Recently, the Indian government has become increasingly strict in reviewing China’s funds. Since 2020, India has been conducting tax and security issue reviews on mobile phone manufacturers, construction companies, application software, etc. The Chinese media commented that this powerful blow had been “unparalleled” since Chinese companies have been doing business in India.

According to China’s Caijing Eleven, at least 500 Chinese-funded companies have faced tax and legitimacy investigations in India. The newspaper said, “The scope and severity of the attack on Chinese companies has been unprecedented since Chinese companies did business in India.” According to the statistics from the Chinese commerce ministry, in 2021, direct investment of Chinese companies in financial services in India and Africa fell nearly 70% compared with the same period last year, down to $63.18 million.

The Indian government has frequently introduced restrictive measures against Chinese companies in the past two years. The first subjects to bear the burden are Internet companies. Up to 224 Chinese software have been banned in India, including Tik Tok, WeChat, etc. As a result, Chinese software almost disappeared from India. The strained relationship between China and India also caused China’s investment to “fall off the cliff.” Also, on July 22, Zhao Ming, chief executive of Huawei’s Honor handset line, told the media that the Indian judiciary is investigating Xiaomi’s tax evasion and Vivo’s money laundering incident. Since Honor, Huawei’s mobile phone subsidiary, withdrew from the market, 80% of small and medium-sized businesses in China’s mobile phone industry chain in India have been closed. Another group of companies gave up the Indian market, leaving only some companies that were finding it difficult to survive.

According to Newtalk, the Indian government’s move is seen by outsiders as preventing excessive penetration of Chinese investment while supporting local industries and wishing to maintain good relations with the U.S.

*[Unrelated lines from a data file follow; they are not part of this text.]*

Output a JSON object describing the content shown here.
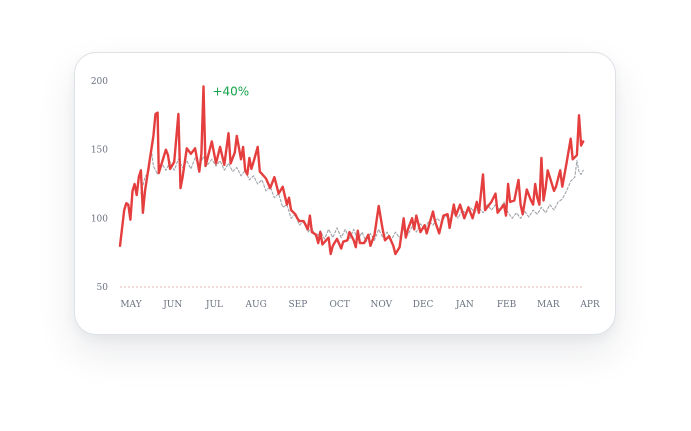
{
  "chart_data": {
    "type": "line",
    "title": "",
    "xlabel": "",
    "ylabel": "",
    "ylim": [
      50,
      200
    ],
    "yticks": [
      50,
      100,
      150,
      200
    ],
    "x_tick_labels": [
      "MAY",
      "JUN",
      "JUL",
      "AUG",
      "SEP",
      "OCT",
      "NOV",
      "DEC",
      "JAN",
      "FEB",
      "MAR",
      "APR"
    ],
    "annotation": {
      "text": "+40%",
      "color": "#16a34a"
    },
    "grid": false,
    "legend": "none",
    "series": [
      {
        "style": "solid",
        "color": "#e53e3e",
        "points": [
          [
            0.0,
            80
          ],
          [
            0.1,
            106
          ],
          [
            0.15,
            111
          ],
          [
            0.2,
            110
          ],
          [
            0.25,
            99
          ],
          [
            0.3,
            120
          ],
          [
            0.35,
            125
          ],
          [
            0.4,
            117
          ],
          [
            0.45,
            130
          ],
          [
            0.5,
            135
          ],
          [
            0.55,
            104
          ],
          [
            0.6,
            120
          ],
          [
            0.7,
            140
          ],
          [
            0.8,
            160
          ],
          [
            0.85,
            176
          ],
          [
            0.9,
            177
          ],
          [
            0.93,
            133
          ],
          [
            1.0,
            140
          ],
          [
            1.1,
            150
          ],
          [
            1.15,
            146
          ],
          [
            1.2,
            136
          ],
          [
            1.3,
            141
          ],
          [
            1.4,
            176
          ],
          [
            1.45,
            122
          ],
          [
            1.5,
            130
          ],
          [
            1.6,
            151
          ],
          [
            1.7,
            147
          ],
          [
            1.8,
            151
          ],
          [
            1.9,
            134
          ],
          [
            1.95,
            147
          ],
          [
            2.0,
            196
          ],
          [
            2.05,
            138
          ],
          [
            2.1,
            144
          ],
          [
            2.2,
            156
          ],
          [
            2.3,
            140
          ],
          [
            2.4,
            152
          ],
          [
            2.5,
            139
          ],
          [
            2.6,
            162
          ],
          [
            2.65,
            140
          ],
          [
            2.75,
            148
          ],
          [
            2.8,
            160
          ],
          [
            2.9,
            143
          ],
          [
            2.95,
            152
          ],
          [
            3.0,
            135
          ],
          [
            3.05,
            132
          ],
          [
            3.1,
            144
          ],
          [
            3.15,
            136
          ],
          [
            3.2,
            141
          ],
          [
            3.3,
            152
          ],
          [
            3.35,
            134
          ],
          [
            3.5,
            129
          ],
          [
            3.6,
            122
          ],
          [
            3.7,
            130
          ],
          [
            3.8,
            118
          ],
          [
            3.9,
            123
          ],
          [
            4.0,
            110
          ],
          [
            4.05,
            115
          ],
          [
            4.1,
            106
          ],
          [
            4.2,
            103
          ],
          [
            4.25,
            100
          ],
          [
            4.3,
            98
          ],
          [
            4.4,
            98
          ],
          [
            4.5,
            92
          ],
          [
            4.55,
            102
          ],
          [
            4.6,
            90
          ],
          [
            4.7,
            88
          ],
          [
            4.75,
            82
          ],
          [
            4.8,
            90
          ],
          [
            4.85,
            81
          ],
          [
            5.0,
            86
          ],
          [
            5.05,
            74
          ],
          [
            5.1,
            80
          ],
          [
            5.2,
            85
          ],
          [
            5.3,
            78
          ],
          [
            5.35,
            83
          ],
          [
            5.45,
            84
          ],
          [
            5.5,
            90
          ],
          [
            5.6,
            84
          ],
          [
            5.65,
            79
          ],
          [
            5.7,
            91
          ],
          [
            5.75,
            82
          ],
          [
            5.85,
            82
          ],
          [
            5.95,
            88
          ],
          [
            6.0,
            80
          ],
          [
            6.1,
            88
          ],
          [
            6.2,
            109
          ],
          [
            6.3,
            91
          ],
          [
            6.35,
            84
          ],
          [
            6.45,
            87
          ],
          [
            6.55,
            80
          ],
          [
            6.6,
            74
          ],
          [
            6.7,
            79
          ],
          [
            6.8,
            100
          ],
          [
            6.85,
            86
          ],
          [
            6.9,
            92
          ],
          [
            7.0,
            100
          ],
          [
            7.05,
            92
          ],
          [
            7.1,
            102
          ],
          [
            7.2,
            90
          ],
          [
            7.3,
            95
          ],
          [
            7.35,
            89
          ],
          [
            7.5,
            105
          ],
          [
            7.55,
            98
          ],
          [
            7.65,
            89
          ],
          [
            7.75,
            102
          ],
          [
            7.85,
            103
          ],
          [
            7.9,
            93
          ],
          [
            8.0,
            110
          ],
          [
            8.05,
            102
          ],
          [
            8.15,
            110
          ],
          [
            8.25,
            100
          ],
          [
            8.35,
            108
          ],
          [
            8.45,
            100
          ],
          [
            8.55,
            112
          ],
          [
            8.6,
            104
          ],
          [
            8.7,
            132
          ],
          [
            8.75,
            106
          ],
          [
            8.8,
            108
          ],
          [
            8.9,
            112
          ],
          [
            9.0,
            118
          ],
          [
            9.05,
            104
          ],
          [
            9.2,
            110
          ],
          [
            9.25,
            102
          ],
          [
            9.3,
            125
          ],
          [
            9.35,
            112
          ],
          [
            9.45,
            113
          ],
          [
            9.55,
            128
          ],
          [
            9.6,
            110
          ],
          [
            9.65,
            103
          ],
          [
            9.75,
            121
          ],
          [
            9.85,
            113
          ],
          [
            9.9,
            110
          ],
          [
            9.95,
            125
          ],
          [
            10.0,
            115
          ],
          [
            10.05,
            110
          ],
          [
            10.1,
            144
          ],
          [
            10.15,
            113
          ],
          [
            10.2,
            122
          ],
          [
            10.25,
            135
          ],
          [
            10.3,
            130
          ],
          [
            10.4,
            120
          ],
          [
            10.45,
            123
          ],
          [
            10.55,
            135
          ],
          [
            10.6,
            123
          ],
          [
            10.7,
            140
          ],
          [
            10.8,
            158
          ],
          [
            10.85,
            143
          ],
          [
            10.95,
            146
          ],
          [
            11.0,
            175
          ],
          [
            11.05,
            153
          ],
          [
            11.1,
            156
          ]
        ]
      },
      {
        "style": "dashed",
        "color": "#a0a4aa",
        "points": [
          [
            0.5,
            118
          ],
          [
            0.6,
            130
          ],
          [
            0.7,
            135
          ],
          [
            0.75,
            150
          ],
          [
            0.8,
            138
          ],
          [
            0.9,
            132
          ],
          [
            1.0,
            140
          ],
          [
            1.1,
            135
          ],
          [
            1.2,
            141
          ],
          [
            1.3,
            135
          ],
          [
            1.4,
            143
          ],
          [
            1.5,
            137
          ],
          [
            1.6,
            142
          ],
          [
            1.7,
            136
          ],
          [
            1.8,
            144
          ],
          [
            1.9,
            138
          ],
          [
            2.0,
            145
          ],
          [
            2.1,
            139
          ],
          [
            2.2,
            143
          ],
          [
            2.3,
            138
          ],
          [
            2.4,
            142
          ],
          [
            2.5,
            135
          ],
          [
            2.6,
            140
          ],
          [
            2.7,
            134
          ],
          [
            2.8,
            137
          ],
          [
            2.9,
            131
          ],
          [
            3.0,
            135
          ],
          [
            3.1,
            128
          ],
          [
            3.2,
            131
          ],
          [
            3.3,
            125
          ],
          [
            3.4,
            128
          ],
          [
            3.5,
            120
          ],
          [
            3.6,
            123
          ],
          [
            3.7,
            115
          ],
          [
            3.8,
            118
          ],
          [
            3.9,
            108
          ],
          [
            4.0,
            110
          ],
          [
            4.1,
            100
          ],
          [
            4.2,
            103
          ],
          [
            4.3,
            95
          ],
          [
            4.4,
            98
          ],
          [
            4.5,
            90
          ],
          [
            4.6,
            93
          ],
          [
            4.7,
            86
          ],
          [
            4.8,
            91
          ],
          [
            4.9,
            85
          ],
          [
            5.0,
            92
          ],
          [
            5.1,
            86
          ],
          [
            5.2,
            93
          ],
          [
            5.3,
            86
          ],
          [
            5.4,
            92
          ],
          [
            5.5,
            85
          ],
          [
            5.6,
            92
          ],
          [
            5.7,
            84
          ],
          [
            5.8,
            90
          ],
          [
            5.9,
            83
          ],
          [
            6.0,
            89
          ],
          [
            6.1,
            84
          ],
          [
            6.2,
            92
          ],
          [
            6.3,
            86
          ],
          [
            6.4,
            90
          ],
          [
            6.5,
            84
          ],
          [
            6.6,
            90
          ],
          [
            6.7,
            86
          ],
          [
            6.8,
            92
          ],
          [
            6.9,
            88
          ],
          [
            7.0,
            94
          ],
          [
            7.1,
            90
          ],
          [
            7.2,
            96
          ],
          [
            7.3,
            92
          ],
          [
            7.4,
            98
          ],
          [
            7.5,
            95
          ],
          [
            7.6,
            100
          ],
          [
            7.7,
            97
          ],
          [
            7.8,
            102
          ],
          [
            7.9,
            99
          ],
          [
            8.0,
            104
          ],
          [
            8.1,
            100
          ],
          [
            8.2,
            106
          ],
          [
            8.3,
            103
          ],
          [
            8.4,
            108
          ],
          [
            8.5,
            104
          ],
          [
            8.6,
            108
          ],
          [
            8.7,
            104
          ],
          [
            8.8,
            110
          ],
          [
            8.9,
            106
          ],
          [
            9.0,
            110
          ],
          [
            9.1,
            106
          ],
          [
            9.2,
            112
          ],
          [
            9.3,
            104
          ],
          [
            9.4,
            100
          ],
          [
            9.5,
            104
          ],
          [
            9.6,
            100
          ],
          [
            9.7,
            105
          ],
          [
            9.8,
            101
          ],
          [
            9.9,
            106
          ],
          [
            10.0,
            103
          ],
          [
            10.1,
            108
          ],
          [
            10.2,
            104
          ],
          [
            10.3,
            110
          ],
          [
            10.4,
            106
          ],
          [
            10.5,
            112
          ],
          [
            10.6,
            114
          ],
          [
            10.7,
            120
          ],
          [
            10.8,
            127
          ],
          [
            10.9,
            130
          ],
          [
            10.95,
            142
          ],
          [
            11.0,
            134
          ],
          [
            11.05,
            132
          ],
          [
            11.1,
            135
          ]
        ]
      }
    ]
  }
}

After Biden visited Asia, the U.S. first introduced the “India-Pacific Economic Framework,” consisting of 13 founding member countries, including India. After that, the U.S. continued to hold the Quadrilateral Security Dialogue with Japan, Australia, and India. However, China also expressed dissatisfaction with this.

China’s Sina Technology reported that Gao Feng, China’s Commerce Ministry spokesman said in May this year that China was seriously concerned about the Indian government’s implementation of a series of measures to suppress Chinese companies and their products. It was causing severe damage to the rights and legitimate interests of the Chinese companies. He hopes India will improve their business environment and treat all foreign investors fairly and transparently, including Chinese companies.

Caijing Eleven said that, from March 2020, Indian Prime Minister Narendra Modi started implementing the “replacing China industry” policy. The policy includes three aspects: Industrial policy embodied by the Production Linked Incentive Plan (PLI); a global search for “alternative China” sources, and a trade policy exemplified by the signing of a new bilateral free trade agreement and a new economic policy that represented by the integration of American and Western value and innovation chains.

Among them, PLI policy is the top priority. At the beginning of the policy implementation, the India Government announced that they would use $26 billion to support the production of 14 critical industries, including semiconductors, photovoltaics, electronic apparatus, pharmaceuticals, medical devices, automobiles, etc. Most of them are heavily dependent on manufacturing in China.